Date: Mon Jun 01 2026 - 01:55:35 EST



On 5/29/2026 7:42 PM, Peter Zijlstra wrote:
> On Fri, May 29, 2026 at 03:56:33PM +0800, Dapeng Mi wrote:
>> This patch adds support for XMM register sampling in the REGS_USER case.
>>
>> To handle simultaneous sampling of XMM registers for both REGS_INTR and
>> REGS_USER cases, a per-CPU `x86_user_regs` is introduced to store
>> REGS_USER-specific XMM registers. This prevents REGS_USER-specific XMM
>> register data from being overwritten by REGS_INTR-specific data if they
>> share the same `x86_perf_regs` structure.
>>
>> To sample user-space XMM registers, the `x86_pmu_update_user_xregs()`
>> helper function is added. It checks if the `TIF_NEED_FPU_LOAD` flag is
>> set. If so, the user-space XMM register data can be directly retrieved
>> from the cached task FPU state, as the corresponding hardware registers
>> have been cleared or switched to kernel-space data. Otherwise, the data
>> must be read from the hardware registers using the `xsaves` instruction.
>>
>> For PEBS events, `x86_pmu_update_user_xregs()` checks if the PEBS-sampled
>> XMM register data belongs to user-space. If so, no further action is
>> needed. Otherwise, the user-space XMM register data needs to be
>> re-sampled using the same method as for non-PEBS events.
>>
>> Co-developed-by: Kan Liang <kan.liang@xxxxxxxxxxxxxxx>
>> Signed-off-by: Kan Liang <kan.liang@xxxxxxxxxxxxxxx>
>> Signed-off-by: Dapeng Mi <dapeng1.mi@xxxxxxxxxxxxxxx>
> Sashiko has fun comments; I don't think we care about the cross-vm data
> leak, that's not worse than we already have on the regular regs. In
> fact, it might be considered correct behaviour ;-)

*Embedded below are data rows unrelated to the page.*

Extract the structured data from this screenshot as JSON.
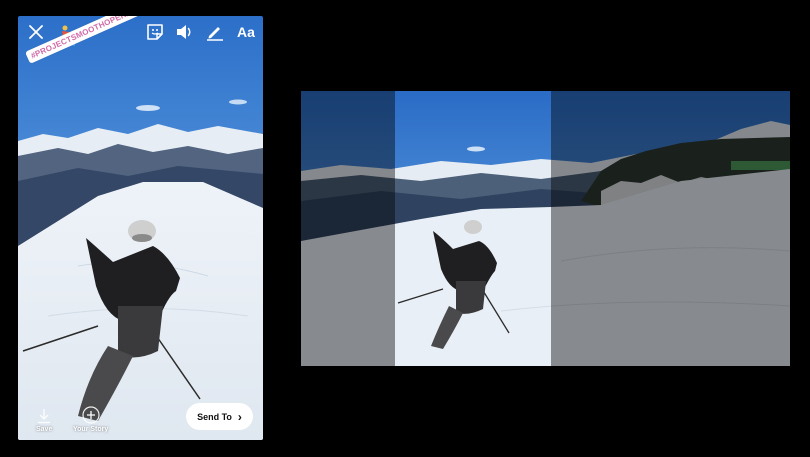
{
  "story_editor": {
    "hashtag": "#PROJECTSMOOTHOPERATOR",
    "icons": {
      "close": "close-icon",
      "sticker": "sticker-icon",
      "sound": "speaker-icon",
      "draw": "pen-icon",
      "text": "Aa"
    },
    "save_label": "Save",
    "your_story_label": "Your Story",
    "send_to_label": "Send To",
    "send_to_chevron": "›"
  },
  "crop_comparison": {
    "panels": [
      "dimmed-left",
      "story-crop",
      "dimmed-right"
    ]
  }
}
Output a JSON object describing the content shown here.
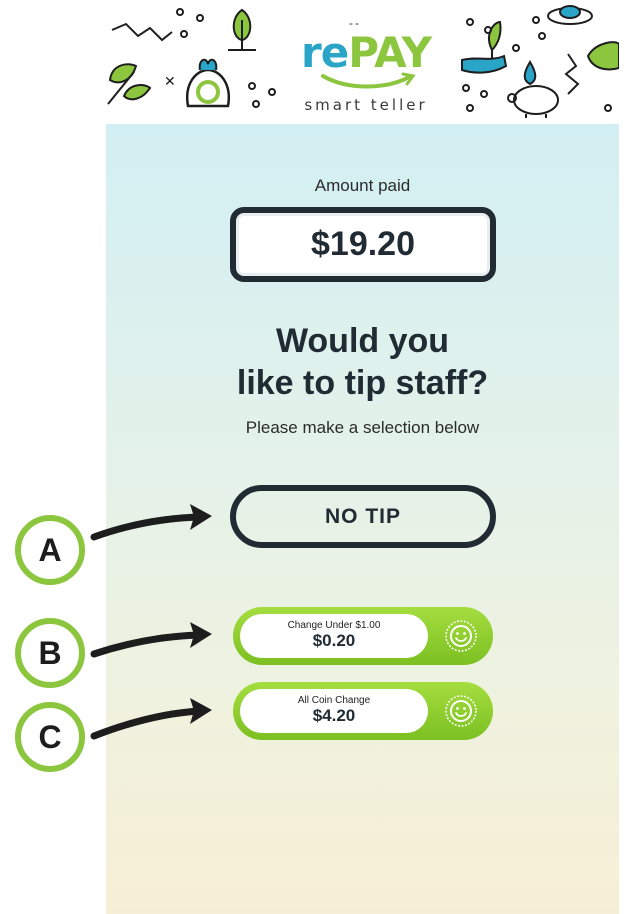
{
  "header": {
    "logo_dashes": "--",
    "logo_re": "re",
    "logo_pay": "PAY",
    "logo_subtitle": "smart teller",
    "colors": {
      "blue": "#2aa5c8",
      "green": "#8cc63f"
    },
    "decorations": [
      "zigzag-icon",
      "circles-icon",
      "tree-icon",
      "leaves-icon",
      "recycle-bag-icon",
      "hand-plant-icon",
      "water-drop-icon",
      "piggy-bank-icon",
      "leaf-icon"
    ]
  },
  "payment": {
    "amount_label": "Amount paid",
    "amount_value": "$19.20"
  },
  "prompt": {
    "line1": "Would you",
    "line2": "like to tip staff?",
    "instruction": "Please make a selection below"
  },
  "options": {
    "no_tip_label": "NO TIP",
    "tip_options": [
      {
        "title": "Change Under $1.00",
        "amount": "$0.20"
      },
      {
        "title": "All Coin Change",
        "amount": "$4.20"
      }
    ]
  },
  "annotations": [
    "A",
    "B",
    "C"
  ],
  "colors": {
    "dark": "#212b33",
    "accent_green": "#8cc63f",
    "button_green": "#7cc022"
  }
}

Yes, it suppose to be the correct behavior and what is intended. User may
want to profile the guest's behavior by host events, this is what current
patch does.


>
> It does have a point about noxsaves; or xsaves being masked by a VM.

Yes, as previous comments, I would enhance the check and only set the
PERF_PMU_CAP_EXTENDED_REGS capabilities when both PEBS and xsaves support
XMM sampling.

Thanks.